The repo so far is a research project and its main purpose serves more as a proof of concept for the paper than a full-fledged open source project. I agree that PL-BERT is the major obstacle to generalize to other languages, but training large-scale language models particularly on multiple languages can be very challenging. With the resources I have in the school, training PL-BERT on English only corpus with 3 A40 took me a month, with all the ablation studies and experiment, I spent an entire summer on this project only for a single language.

I'm not affiliated with any company and I'm only a PhD student, and the GPU resources in our lab need to be prioritized for new research projects. I don't think I will have resources to train a multi-lingual PL-BERT model at the time being, so PL-BERT probably is not the best approach to multilingual models for StyleTTS 2.

I have never tried XPhoneBERT myself, but it seems to be a promising alternative PL-BERT. The only problem of it is that it uses a different phonemizer, which can also be related to #40 . The current phonemizer was taken from VITS, which also incurs license issues (MIT vs. GPL). It would be great if someone could help to switch the phoneimzer and BERT model to things like XPhoneBERT that is compatible with MIT license and also supports multiple languages.

The basic idea is to re-train the ASR model (https://github.com/yl4579/AuxiliaryASR) using the phonemizer of XPhoneBERT, and replace PL-BERT with XPhoneBERT and re-train the model from scratch. Since the models, especially the model LibriTTS, took about 2 weeks to train on 4 A100, I do not think I have enough GPU resources to work on this for the time being. If anyone is willing to sponsor GPUs and datasets for either multilingual PL-BERT or XPhoneBERT StyleTTS 2, I'm happy to extend this project towards the multilingual directions.

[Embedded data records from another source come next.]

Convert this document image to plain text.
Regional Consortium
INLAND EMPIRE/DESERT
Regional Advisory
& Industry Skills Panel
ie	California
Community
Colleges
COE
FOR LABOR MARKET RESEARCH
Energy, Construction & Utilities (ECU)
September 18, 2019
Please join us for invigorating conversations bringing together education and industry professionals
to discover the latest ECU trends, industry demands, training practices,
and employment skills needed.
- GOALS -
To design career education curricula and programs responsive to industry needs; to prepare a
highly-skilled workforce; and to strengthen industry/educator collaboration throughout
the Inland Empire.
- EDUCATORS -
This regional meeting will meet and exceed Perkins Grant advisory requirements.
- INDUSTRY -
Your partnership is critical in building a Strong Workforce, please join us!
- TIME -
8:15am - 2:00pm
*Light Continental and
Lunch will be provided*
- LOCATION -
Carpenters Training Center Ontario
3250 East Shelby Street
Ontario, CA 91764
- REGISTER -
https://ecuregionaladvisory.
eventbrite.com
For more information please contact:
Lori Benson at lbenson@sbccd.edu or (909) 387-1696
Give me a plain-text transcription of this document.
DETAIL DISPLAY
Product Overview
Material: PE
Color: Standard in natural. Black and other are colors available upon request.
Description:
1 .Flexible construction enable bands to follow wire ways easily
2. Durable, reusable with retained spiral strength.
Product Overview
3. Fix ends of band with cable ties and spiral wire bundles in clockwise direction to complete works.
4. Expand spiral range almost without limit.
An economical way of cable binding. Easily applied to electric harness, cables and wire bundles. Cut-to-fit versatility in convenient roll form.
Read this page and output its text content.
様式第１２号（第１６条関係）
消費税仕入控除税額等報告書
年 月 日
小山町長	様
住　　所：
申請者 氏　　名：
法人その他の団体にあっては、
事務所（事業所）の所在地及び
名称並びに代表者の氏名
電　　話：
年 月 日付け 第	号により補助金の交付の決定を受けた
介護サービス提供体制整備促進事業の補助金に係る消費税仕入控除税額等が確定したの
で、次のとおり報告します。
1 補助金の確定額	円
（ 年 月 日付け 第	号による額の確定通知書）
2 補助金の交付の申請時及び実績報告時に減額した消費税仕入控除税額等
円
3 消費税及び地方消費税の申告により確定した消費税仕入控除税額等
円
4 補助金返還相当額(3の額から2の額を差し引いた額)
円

yl4579 avatar Nov 20 '23 01:11 yl4579

I think it would be doable to get the GPU time, 1 week of 8xA100 maybe in exchange of naming the resulting model after the sponsor. One of the cloud providers might be interested, or some guys from the ML discords who train a lot might have it spare. I was offered GPU time once, could ask the guy. But without datasets that wouldn't help That said: If you need GPU time let me know, I'll ask

Datasets: German: TTS dataset from a university (high quality, 6 main speakers, I think 40-50 hours of studio quality recordings) https://opendata.iisys.de/dataset/hui-audio-corpus-german/ (https://github.com/iisys-hof/HUI-Audio-Corpus-German) https://github.com/thorstenMueller/Thorsten-Voice (11 hours, one person)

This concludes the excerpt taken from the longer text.